Yıldızlarıyla anılan bazı oteller; helal-haram-günah anlayışıyla, gelecek yerli ve yabancı turiste yemeğinin yanında bir bira veya bir kadeh rakıyı vermemişse , bugün açılmış olan mekanların ve oluşan olumsuzluğun birinci ortağı olmuştur.
İddiasında bulunduğumuz kongre turizmi kapsamında; Türkiye'nin bir büyük kuruluşunun illerdeki tüm bayilerini üç gün süreyle konuk ettiği ve ünlü bir ses sanatçısının da davetli olduğu ilk günkü yemekte alkol vermemekte direnen otel yöneticilerinin bu tutumu sonucu, kalabalık grubun ertesi gün Mardin'i terk edip Diyarbakır'a gittikleri hâlâ hafızalardadır.
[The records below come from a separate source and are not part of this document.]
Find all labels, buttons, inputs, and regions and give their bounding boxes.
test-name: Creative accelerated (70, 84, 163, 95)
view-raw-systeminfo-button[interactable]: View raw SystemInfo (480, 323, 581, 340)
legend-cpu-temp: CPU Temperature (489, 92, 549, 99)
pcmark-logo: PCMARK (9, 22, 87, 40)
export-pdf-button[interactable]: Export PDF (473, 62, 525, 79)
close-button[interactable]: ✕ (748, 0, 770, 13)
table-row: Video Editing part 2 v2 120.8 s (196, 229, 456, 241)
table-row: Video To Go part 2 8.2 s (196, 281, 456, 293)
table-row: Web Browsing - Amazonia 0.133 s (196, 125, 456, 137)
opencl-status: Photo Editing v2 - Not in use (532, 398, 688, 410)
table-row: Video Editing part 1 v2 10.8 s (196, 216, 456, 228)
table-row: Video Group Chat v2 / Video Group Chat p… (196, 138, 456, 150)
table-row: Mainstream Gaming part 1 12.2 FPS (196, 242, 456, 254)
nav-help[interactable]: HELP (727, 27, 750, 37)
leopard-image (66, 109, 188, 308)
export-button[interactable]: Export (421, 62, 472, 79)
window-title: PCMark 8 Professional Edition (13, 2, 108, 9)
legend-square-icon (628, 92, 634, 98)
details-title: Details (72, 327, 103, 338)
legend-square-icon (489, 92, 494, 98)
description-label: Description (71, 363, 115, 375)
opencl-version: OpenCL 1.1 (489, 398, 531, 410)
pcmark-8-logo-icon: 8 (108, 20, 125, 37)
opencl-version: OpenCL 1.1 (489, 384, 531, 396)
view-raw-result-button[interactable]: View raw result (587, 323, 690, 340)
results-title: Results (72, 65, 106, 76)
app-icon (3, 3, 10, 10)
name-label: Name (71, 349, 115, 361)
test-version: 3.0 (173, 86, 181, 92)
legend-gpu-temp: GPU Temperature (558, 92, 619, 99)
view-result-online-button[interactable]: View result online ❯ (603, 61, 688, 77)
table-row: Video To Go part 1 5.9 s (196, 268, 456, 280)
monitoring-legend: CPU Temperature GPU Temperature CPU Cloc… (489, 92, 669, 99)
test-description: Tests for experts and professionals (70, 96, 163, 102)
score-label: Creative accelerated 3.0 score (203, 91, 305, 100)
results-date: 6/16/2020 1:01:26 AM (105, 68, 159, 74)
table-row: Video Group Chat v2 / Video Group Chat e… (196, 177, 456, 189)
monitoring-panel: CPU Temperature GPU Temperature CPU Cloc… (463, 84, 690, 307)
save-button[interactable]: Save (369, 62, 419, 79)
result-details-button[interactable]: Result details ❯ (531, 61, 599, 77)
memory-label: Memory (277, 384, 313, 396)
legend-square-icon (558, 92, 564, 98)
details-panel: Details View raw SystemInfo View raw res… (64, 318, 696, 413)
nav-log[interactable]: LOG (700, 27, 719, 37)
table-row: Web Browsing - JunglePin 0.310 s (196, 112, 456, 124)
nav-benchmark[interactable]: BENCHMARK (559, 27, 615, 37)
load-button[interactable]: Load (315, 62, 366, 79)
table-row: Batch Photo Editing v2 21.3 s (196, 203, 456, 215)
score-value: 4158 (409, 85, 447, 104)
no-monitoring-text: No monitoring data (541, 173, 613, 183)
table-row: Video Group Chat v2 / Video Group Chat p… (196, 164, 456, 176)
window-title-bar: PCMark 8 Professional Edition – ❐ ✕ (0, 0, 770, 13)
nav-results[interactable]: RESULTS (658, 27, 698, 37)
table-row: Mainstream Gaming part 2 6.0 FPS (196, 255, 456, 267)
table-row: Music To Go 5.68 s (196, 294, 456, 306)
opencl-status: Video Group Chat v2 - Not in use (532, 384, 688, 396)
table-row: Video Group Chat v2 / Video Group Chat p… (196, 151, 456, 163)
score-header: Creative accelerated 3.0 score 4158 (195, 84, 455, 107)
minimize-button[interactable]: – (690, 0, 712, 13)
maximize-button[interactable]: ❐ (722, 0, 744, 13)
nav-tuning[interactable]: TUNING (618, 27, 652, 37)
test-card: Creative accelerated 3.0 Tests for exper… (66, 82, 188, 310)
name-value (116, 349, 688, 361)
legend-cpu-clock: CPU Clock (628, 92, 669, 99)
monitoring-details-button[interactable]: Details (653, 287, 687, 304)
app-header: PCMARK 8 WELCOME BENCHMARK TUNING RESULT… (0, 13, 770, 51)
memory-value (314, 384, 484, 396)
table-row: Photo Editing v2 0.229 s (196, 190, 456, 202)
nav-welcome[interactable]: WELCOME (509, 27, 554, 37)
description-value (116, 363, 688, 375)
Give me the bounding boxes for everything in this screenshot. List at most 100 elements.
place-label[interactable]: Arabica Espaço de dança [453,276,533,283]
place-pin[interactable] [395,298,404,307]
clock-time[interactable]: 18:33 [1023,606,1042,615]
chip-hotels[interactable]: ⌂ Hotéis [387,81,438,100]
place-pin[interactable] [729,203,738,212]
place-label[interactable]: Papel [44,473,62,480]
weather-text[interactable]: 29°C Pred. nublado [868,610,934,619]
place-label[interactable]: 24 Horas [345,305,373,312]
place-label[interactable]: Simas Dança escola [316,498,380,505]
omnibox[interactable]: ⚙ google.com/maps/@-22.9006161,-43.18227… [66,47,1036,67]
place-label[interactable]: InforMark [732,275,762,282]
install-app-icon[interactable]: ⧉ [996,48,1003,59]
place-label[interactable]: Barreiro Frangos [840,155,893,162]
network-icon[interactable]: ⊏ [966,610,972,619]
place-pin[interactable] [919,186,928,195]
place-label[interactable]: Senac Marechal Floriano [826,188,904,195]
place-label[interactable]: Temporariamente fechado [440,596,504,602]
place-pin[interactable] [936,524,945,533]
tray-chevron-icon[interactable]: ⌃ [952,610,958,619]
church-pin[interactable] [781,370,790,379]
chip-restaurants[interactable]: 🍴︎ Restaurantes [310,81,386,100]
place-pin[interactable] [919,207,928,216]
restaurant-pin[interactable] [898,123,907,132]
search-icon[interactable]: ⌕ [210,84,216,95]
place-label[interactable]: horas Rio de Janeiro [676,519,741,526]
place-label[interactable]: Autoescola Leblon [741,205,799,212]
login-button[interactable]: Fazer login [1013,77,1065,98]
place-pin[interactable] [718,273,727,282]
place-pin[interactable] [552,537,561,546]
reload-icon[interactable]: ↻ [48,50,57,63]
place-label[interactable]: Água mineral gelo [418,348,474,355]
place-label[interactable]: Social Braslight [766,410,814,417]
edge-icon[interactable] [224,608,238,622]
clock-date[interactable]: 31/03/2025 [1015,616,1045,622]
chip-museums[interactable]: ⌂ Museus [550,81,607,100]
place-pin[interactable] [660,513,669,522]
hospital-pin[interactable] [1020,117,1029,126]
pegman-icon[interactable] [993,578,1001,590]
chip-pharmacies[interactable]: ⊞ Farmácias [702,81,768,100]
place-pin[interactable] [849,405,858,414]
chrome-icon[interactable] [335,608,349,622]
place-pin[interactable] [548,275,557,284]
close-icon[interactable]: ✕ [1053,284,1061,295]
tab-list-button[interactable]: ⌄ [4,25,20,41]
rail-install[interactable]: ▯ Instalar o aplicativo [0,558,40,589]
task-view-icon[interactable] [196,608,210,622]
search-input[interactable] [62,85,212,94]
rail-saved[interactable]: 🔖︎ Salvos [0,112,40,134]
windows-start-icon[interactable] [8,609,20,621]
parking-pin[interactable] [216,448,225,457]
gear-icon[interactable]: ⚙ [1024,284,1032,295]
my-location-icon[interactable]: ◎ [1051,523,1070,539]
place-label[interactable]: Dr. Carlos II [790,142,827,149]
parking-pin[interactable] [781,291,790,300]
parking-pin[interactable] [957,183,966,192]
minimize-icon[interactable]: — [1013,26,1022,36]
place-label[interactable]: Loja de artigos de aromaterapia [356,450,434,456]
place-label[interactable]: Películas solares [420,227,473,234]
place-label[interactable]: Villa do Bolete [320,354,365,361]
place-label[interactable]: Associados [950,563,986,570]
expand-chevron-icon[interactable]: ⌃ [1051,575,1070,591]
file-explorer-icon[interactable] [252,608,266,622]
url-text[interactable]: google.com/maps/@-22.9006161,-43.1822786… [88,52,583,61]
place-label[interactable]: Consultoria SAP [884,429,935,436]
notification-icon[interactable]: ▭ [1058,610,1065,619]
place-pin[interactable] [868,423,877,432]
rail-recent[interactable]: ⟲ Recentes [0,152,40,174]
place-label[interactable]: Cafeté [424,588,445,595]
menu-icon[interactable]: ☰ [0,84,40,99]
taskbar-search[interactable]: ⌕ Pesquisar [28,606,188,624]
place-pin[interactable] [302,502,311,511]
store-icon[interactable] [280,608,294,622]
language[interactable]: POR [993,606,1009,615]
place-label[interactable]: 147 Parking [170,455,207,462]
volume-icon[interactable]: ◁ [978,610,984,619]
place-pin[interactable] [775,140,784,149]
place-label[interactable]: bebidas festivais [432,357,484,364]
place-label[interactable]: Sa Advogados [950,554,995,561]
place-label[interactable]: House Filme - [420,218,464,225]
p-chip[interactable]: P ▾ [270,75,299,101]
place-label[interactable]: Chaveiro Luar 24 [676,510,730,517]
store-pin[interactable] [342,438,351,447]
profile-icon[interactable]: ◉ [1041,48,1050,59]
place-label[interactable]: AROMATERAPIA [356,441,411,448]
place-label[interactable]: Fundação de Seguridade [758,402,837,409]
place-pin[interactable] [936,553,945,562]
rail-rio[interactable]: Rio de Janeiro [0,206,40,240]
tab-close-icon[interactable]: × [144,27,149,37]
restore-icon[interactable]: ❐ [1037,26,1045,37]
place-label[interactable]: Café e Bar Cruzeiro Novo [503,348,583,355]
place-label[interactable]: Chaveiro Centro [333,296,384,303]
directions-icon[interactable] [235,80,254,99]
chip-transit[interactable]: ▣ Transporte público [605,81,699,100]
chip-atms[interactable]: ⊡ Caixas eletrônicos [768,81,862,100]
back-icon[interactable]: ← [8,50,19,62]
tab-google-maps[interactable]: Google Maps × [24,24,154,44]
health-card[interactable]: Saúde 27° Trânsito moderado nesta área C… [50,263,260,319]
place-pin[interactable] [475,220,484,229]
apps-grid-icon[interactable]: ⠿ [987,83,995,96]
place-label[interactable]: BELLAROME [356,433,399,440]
Sadece turistin değil, kent sakinlerinin de bir misafirini ağarlayabileceği veya ailece müzik eşliğinde yemek yiyebileceği yerin olmayışı bir eksikliktir.
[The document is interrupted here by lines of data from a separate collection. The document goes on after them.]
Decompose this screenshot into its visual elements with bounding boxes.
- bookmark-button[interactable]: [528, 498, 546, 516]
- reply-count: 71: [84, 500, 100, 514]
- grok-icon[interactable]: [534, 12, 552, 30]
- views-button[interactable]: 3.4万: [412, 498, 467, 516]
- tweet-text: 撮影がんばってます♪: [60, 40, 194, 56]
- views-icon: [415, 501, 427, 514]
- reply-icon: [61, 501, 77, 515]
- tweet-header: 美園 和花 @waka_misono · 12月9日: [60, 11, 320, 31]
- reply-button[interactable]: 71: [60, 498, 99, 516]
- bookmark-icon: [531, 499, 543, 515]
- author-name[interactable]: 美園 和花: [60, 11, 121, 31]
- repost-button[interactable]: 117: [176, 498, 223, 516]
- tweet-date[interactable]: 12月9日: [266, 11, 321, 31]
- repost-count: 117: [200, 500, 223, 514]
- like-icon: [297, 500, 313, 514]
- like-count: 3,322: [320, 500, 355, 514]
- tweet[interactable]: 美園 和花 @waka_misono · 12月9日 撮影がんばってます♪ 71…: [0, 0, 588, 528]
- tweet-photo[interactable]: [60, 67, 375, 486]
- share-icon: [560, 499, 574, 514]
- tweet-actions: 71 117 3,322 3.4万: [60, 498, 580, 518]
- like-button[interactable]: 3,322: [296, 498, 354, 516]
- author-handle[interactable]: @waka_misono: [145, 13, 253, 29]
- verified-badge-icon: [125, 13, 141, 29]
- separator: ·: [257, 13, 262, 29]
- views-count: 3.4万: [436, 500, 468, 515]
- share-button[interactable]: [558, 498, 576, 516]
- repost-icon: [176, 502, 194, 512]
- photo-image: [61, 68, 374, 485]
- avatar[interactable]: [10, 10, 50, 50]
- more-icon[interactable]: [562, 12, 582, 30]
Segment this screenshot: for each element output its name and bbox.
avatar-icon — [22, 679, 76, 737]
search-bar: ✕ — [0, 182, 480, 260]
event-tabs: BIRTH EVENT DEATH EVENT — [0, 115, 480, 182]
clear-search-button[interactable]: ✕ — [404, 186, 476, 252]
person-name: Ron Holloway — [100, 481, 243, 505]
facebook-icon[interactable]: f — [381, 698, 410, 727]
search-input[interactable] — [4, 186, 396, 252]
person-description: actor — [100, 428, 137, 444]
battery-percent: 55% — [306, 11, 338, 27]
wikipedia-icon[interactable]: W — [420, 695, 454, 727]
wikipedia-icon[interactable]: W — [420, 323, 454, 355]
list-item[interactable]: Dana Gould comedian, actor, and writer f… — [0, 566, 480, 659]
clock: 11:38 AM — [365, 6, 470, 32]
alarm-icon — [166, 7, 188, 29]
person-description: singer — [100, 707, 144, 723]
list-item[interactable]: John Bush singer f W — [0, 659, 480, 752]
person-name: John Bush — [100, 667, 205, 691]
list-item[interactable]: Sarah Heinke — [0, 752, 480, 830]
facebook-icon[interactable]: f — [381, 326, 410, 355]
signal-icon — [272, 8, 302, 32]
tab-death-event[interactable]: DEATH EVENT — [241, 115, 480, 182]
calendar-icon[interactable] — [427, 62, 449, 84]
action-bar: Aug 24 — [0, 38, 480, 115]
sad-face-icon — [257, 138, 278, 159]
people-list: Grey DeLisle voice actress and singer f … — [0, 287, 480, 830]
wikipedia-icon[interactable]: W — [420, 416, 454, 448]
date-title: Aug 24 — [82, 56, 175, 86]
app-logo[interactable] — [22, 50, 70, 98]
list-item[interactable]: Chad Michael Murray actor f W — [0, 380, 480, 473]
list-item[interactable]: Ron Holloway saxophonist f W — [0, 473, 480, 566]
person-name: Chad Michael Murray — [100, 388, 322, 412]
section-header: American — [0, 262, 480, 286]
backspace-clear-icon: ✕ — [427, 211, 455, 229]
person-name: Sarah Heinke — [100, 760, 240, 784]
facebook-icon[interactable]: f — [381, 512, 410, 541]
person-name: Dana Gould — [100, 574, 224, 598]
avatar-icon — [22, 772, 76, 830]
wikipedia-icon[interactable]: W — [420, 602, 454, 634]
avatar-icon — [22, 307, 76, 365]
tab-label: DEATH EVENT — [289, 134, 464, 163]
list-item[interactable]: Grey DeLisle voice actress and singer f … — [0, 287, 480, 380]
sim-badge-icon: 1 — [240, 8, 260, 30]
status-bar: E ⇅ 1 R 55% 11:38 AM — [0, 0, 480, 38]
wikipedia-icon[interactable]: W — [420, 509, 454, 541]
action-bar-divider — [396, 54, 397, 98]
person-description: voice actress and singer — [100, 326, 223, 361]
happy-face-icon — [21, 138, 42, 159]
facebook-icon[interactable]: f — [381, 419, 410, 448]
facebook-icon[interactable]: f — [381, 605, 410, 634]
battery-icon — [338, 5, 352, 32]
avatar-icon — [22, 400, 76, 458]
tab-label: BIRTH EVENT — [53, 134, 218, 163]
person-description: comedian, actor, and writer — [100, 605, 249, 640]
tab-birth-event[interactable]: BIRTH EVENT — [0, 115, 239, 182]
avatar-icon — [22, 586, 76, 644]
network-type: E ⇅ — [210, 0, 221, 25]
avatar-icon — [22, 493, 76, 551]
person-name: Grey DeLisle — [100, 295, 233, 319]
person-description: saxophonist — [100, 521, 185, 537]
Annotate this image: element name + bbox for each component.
Bu eksiklik nedeniyle ; bir çivinin bile çakılmasının uygun olmadığı tarihi konaklarda aslına uygun olmayacak şekilde tadilâtların yapılmasına göz yumulması sonucu , olmaması gereken yerlerde kafe-bar denen eğlence yerleri kurulmuş, herkesin sikayetci olduğu olumsuzluklara neden olunmuştur.
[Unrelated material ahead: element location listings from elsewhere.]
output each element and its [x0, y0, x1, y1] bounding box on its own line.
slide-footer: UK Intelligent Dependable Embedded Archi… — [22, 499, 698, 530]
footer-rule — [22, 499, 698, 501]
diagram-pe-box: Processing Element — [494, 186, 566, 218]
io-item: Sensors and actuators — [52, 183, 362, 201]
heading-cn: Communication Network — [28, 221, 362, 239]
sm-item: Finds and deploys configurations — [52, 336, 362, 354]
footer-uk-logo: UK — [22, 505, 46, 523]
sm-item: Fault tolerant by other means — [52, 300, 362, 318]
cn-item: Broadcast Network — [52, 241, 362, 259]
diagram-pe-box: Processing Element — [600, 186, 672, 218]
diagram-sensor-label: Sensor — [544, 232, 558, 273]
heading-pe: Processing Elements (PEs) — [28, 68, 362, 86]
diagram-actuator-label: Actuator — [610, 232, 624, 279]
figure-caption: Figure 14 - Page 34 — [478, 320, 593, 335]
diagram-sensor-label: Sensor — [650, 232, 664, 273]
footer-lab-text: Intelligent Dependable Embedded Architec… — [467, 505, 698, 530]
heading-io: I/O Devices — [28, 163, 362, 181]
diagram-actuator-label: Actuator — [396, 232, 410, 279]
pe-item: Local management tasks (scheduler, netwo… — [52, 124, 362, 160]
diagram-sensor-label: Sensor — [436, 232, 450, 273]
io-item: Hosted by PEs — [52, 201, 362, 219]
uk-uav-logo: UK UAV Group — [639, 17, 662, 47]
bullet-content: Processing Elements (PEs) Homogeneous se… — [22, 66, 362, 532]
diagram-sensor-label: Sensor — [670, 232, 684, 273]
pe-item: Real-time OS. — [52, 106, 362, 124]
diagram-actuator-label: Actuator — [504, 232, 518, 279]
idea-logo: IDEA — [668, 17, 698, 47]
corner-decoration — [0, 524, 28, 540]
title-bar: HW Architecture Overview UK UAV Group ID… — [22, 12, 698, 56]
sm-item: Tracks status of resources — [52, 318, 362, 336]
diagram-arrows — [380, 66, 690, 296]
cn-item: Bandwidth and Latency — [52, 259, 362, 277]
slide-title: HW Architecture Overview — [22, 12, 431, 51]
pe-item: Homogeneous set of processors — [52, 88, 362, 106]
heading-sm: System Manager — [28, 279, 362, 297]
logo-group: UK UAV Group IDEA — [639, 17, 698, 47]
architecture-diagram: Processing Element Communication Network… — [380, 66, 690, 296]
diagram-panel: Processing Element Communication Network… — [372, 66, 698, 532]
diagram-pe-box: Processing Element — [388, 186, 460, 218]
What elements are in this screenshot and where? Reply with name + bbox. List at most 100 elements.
Görüldüğü gibi bu konu da sebep-sonuç ilişkileri ile bağlantılıdır.
Geç kalınmış olsa bile; bazı yanlışlıkları gidermenin ve bazı eksiklikleri tamamlamanın yolu açıktır.
Yeter ki konunun teşhisini doğru koyalım,
Yeter ki isteyelim,
Yeter ki istemesini bilelim.
Kolaycılığa kaçıp ;
Süslediğimiz atları fotoğraf çekmek için kiraya vererek,
Gelen misafirlerin yolunu kesip şeker-kahve ikram ederek,
Mardin'in kültürüyle uzaktan yakından ilgisi olmamasına rağmen, bayanların başına puşu bağlayarak oluşturacağımız turizm ancak bu kadar olur.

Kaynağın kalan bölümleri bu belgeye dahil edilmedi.